Experimental Evaluation
The proposed method was evaluated on tasks involving training convolutional neural networks (CNNs). The experiments highlighted the following:
- Performance Improvements: The learned optimizer trained using the proposed scheme demonstrated faster wall-clock convergence compared to tuned first-order methods like SGD+Momentum and Adam. It achieved lower test losses on image classification tasks, indicating improved performance generalization.
Figure 4: Performance after 10k iterations of inner-training for different learned optimizers over the course of outer-training.
- Stability: The dynamic scheme for combining gradient estimates resulted in stable training of learned optimizers, enabling the use of long unrolls, which were previously limited by exploding gradient norms.
Figure 5: Learned optimizers outperform existing optimizers on training loss (a) and test loss (b).
- Generalization: Despite being specifically trained for certain types of inner problems, the learned optimizers demonstrated promising generalization capabilities on out-of-distribution tasks.
Figure 6: Train and test learning curves for an out-of-distribution training task consisting of a six-layer convolutional neural network trained on 28x28 MNIST.
Discussion on Results and Future Work
The study marks a significant step forward in the training methodology for learned optimizers by addressing foundational issues that limited their practicality and effectiveness. It opens pathways for learning optimizers that adapt to specific problem structures, exceeding the performance of traditional methods.
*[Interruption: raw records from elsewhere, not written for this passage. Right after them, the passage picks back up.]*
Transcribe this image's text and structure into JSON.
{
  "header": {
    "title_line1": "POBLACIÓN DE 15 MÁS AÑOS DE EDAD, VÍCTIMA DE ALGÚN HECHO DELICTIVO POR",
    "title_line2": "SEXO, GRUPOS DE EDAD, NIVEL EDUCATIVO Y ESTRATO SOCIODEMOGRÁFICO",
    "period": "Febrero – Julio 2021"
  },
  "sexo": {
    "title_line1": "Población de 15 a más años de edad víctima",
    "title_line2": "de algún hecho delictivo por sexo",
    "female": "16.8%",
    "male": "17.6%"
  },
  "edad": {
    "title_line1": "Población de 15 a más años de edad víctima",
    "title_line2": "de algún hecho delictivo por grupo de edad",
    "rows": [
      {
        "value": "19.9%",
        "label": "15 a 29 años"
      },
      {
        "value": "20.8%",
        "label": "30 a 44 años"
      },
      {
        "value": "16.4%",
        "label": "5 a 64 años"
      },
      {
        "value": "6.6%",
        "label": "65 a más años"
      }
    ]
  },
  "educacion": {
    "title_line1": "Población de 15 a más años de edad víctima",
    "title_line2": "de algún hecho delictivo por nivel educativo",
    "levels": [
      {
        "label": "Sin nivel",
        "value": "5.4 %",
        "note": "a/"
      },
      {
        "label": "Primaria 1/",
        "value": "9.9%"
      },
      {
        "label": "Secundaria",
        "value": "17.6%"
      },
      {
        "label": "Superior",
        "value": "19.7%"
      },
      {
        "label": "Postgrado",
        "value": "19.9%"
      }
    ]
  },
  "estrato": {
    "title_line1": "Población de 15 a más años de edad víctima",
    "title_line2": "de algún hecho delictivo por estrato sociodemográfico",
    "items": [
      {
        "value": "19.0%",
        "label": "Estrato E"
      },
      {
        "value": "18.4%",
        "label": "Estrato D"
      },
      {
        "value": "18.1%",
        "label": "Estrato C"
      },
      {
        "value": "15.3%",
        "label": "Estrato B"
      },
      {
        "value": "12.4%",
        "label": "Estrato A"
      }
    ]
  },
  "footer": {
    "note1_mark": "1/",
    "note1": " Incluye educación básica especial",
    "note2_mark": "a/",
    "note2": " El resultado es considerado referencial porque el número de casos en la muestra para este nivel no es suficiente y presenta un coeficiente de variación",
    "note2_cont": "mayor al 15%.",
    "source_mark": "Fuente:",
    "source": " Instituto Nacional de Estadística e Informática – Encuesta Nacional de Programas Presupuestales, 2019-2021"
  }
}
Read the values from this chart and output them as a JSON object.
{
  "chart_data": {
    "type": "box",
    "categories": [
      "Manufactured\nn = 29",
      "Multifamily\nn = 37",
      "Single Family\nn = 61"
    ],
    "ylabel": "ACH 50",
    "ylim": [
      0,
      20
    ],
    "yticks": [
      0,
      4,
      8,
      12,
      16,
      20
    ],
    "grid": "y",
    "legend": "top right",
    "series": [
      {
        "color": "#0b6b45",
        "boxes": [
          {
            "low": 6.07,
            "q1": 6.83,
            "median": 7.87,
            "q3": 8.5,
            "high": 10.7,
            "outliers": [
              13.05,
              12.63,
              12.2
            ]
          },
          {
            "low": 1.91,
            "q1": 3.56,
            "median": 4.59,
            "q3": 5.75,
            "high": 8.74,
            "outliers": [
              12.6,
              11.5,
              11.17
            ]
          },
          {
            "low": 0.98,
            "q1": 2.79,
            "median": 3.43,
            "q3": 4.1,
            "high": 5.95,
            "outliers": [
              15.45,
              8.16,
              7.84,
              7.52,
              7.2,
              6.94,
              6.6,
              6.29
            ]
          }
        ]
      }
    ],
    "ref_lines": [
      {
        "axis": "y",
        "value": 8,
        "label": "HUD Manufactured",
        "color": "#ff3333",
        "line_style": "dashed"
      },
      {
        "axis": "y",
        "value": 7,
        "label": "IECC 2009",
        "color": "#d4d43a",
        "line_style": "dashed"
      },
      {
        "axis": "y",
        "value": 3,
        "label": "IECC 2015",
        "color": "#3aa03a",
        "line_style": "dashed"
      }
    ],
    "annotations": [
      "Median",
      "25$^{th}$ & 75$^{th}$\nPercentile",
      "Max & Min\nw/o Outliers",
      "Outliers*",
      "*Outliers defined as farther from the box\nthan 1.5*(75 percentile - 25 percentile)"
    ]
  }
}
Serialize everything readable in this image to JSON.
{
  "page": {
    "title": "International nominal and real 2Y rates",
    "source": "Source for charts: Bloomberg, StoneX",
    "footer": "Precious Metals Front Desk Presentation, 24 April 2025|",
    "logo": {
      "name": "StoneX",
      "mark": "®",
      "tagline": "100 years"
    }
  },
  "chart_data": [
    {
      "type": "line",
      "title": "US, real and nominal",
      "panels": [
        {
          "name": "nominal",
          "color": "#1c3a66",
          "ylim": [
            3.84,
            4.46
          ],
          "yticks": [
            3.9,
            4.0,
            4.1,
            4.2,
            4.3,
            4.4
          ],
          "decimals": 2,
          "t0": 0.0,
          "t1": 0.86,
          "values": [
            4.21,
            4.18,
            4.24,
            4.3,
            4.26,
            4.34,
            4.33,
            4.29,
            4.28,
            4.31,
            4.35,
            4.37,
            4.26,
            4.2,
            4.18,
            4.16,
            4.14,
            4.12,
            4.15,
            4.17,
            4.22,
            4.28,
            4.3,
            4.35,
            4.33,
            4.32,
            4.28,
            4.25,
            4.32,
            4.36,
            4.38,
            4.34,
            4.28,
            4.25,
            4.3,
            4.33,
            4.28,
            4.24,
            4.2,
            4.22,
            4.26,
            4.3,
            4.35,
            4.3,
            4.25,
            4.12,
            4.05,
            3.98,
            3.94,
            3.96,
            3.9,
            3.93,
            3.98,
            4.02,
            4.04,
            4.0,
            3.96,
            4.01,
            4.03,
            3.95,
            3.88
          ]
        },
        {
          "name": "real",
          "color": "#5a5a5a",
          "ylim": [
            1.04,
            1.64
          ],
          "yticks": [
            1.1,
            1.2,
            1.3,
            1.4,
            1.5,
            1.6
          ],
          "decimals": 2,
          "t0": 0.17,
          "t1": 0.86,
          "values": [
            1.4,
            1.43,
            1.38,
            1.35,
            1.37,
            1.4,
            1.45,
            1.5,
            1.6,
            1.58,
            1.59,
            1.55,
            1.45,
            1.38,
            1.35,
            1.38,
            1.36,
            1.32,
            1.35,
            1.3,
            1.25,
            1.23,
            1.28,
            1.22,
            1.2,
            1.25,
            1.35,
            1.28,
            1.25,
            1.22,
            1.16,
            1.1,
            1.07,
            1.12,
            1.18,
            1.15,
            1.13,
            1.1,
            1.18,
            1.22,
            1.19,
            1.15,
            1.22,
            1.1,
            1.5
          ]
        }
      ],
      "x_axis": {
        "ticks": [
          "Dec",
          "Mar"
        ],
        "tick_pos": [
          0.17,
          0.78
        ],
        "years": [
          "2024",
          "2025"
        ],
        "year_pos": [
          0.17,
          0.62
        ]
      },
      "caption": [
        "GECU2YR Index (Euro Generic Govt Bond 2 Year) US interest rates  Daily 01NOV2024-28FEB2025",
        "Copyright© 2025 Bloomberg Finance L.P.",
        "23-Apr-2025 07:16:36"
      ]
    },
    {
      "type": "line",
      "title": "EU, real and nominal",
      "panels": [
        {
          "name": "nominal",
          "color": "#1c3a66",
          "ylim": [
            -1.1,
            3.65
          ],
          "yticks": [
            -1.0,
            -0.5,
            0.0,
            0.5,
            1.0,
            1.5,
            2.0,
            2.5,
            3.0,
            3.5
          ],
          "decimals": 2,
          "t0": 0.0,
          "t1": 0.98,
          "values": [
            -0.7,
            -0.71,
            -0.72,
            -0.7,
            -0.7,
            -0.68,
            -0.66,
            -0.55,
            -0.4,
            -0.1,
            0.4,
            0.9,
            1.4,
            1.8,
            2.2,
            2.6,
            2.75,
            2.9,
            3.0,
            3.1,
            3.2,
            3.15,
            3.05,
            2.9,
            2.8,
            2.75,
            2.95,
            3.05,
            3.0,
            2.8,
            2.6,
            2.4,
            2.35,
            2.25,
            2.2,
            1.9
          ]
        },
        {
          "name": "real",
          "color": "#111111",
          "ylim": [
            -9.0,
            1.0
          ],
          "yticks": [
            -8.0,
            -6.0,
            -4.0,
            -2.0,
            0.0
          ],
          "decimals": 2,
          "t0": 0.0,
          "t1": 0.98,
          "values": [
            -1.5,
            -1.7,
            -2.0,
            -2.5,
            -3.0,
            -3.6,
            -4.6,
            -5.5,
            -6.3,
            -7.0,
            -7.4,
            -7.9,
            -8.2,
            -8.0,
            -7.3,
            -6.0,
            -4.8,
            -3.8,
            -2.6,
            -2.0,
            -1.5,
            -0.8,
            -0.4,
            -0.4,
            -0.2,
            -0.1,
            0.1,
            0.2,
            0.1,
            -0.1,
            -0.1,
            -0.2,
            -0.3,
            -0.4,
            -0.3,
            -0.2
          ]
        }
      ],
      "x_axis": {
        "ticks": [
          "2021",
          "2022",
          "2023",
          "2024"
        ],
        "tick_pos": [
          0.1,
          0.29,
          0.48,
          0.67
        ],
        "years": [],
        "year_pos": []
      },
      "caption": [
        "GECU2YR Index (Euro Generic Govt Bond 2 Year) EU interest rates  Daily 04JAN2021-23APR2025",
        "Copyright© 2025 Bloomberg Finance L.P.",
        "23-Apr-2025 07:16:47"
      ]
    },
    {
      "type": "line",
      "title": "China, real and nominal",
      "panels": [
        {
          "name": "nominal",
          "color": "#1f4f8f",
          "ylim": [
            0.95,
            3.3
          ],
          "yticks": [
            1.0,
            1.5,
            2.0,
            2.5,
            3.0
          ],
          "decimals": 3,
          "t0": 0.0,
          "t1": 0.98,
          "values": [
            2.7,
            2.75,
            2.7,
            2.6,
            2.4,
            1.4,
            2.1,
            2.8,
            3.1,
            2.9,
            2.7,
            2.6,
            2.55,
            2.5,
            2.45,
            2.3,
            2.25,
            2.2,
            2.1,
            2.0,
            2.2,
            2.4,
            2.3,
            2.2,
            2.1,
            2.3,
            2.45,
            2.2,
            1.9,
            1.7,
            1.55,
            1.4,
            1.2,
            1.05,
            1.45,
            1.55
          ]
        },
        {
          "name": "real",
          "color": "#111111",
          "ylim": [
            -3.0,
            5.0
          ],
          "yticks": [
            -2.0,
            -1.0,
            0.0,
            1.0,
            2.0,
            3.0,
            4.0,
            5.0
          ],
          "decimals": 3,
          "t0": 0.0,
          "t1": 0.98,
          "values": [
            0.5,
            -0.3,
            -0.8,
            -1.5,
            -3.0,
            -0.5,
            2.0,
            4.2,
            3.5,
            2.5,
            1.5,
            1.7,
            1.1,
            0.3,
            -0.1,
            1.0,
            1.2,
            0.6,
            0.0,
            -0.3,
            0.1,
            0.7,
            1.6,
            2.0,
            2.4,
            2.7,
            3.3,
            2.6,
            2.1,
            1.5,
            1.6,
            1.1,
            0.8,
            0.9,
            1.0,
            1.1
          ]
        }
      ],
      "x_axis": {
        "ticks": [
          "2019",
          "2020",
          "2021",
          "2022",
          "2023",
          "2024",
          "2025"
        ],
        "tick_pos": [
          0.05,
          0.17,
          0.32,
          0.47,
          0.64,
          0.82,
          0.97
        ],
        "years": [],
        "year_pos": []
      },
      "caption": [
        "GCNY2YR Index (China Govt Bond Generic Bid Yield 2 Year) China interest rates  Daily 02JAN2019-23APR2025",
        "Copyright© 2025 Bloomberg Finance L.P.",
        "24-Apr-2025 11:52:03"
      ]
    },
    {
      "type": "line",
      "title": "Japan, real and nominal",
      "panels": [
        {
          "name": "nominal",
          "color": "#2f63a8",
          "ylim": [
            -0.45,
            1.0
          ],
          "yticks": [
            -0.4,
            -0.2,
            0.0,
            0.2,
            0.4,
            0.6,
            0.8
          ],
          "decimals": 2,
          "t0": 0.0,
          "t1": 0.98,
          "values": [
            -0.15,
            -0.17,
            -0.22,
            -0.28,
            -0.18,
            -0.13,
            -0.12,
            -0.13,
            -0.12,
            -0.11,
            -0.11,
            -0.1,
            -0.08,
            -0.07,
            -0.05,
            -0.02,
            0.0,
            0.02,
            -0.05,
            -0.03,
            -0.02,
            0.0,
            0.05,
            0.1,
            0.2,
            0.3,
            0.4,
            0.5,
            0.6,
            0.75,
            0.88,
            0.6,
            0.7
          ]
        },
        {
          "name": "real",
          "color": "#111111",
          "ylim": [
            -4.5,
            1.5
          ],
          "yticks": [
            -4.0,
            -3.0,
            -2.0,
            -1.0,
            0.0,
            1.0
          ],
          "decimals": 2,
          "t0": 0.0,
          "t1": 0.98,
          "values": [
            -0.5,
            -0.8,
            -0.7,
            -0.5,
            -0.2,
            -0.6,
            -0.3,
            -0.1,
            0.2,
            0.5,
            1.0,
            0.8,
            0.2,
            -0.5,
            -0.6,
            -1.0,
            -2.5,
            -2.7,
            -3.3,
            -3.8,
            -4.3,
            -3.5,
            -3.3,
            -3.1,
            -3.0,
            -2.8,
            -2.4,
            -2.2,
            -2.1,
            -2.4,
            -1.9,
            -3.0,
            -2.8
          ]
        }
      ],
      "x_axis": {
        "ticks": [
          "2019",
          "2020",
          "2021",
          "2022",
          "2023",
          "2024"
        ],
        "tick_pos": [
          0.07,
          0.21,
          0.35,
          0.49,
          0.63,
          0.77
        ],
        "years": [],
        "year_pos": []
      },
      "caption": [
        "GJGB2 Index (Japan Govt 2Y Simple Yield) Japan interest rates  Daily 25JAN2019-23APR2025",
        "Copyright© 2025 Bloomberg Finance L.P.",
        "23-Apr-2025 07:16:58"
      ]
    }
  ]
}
While this work has shown impressive improvements on specific tasks, further research is required to explore the boundaries of these methods, particularly their generalization across diverse tasks and environments. The insights gathered from this research can guide the development of both automated optimizers and enhancements to hand-designed methods.
Conclusion
The paper presents a robust methodology for overcoming common pathologies in the training of learned optimizers, leveraging variational optimization techniques. By dynamically balancing gradient estimators, it resolves issues associated with gradient explosion and TBPTT bias. These advances facilitate the effective deployment of learned optimizers in areas where traditional methods may not fully exploit problem-specific structures. Future work may extend these methods to broader classes of problems and further tailor them to real-world applications.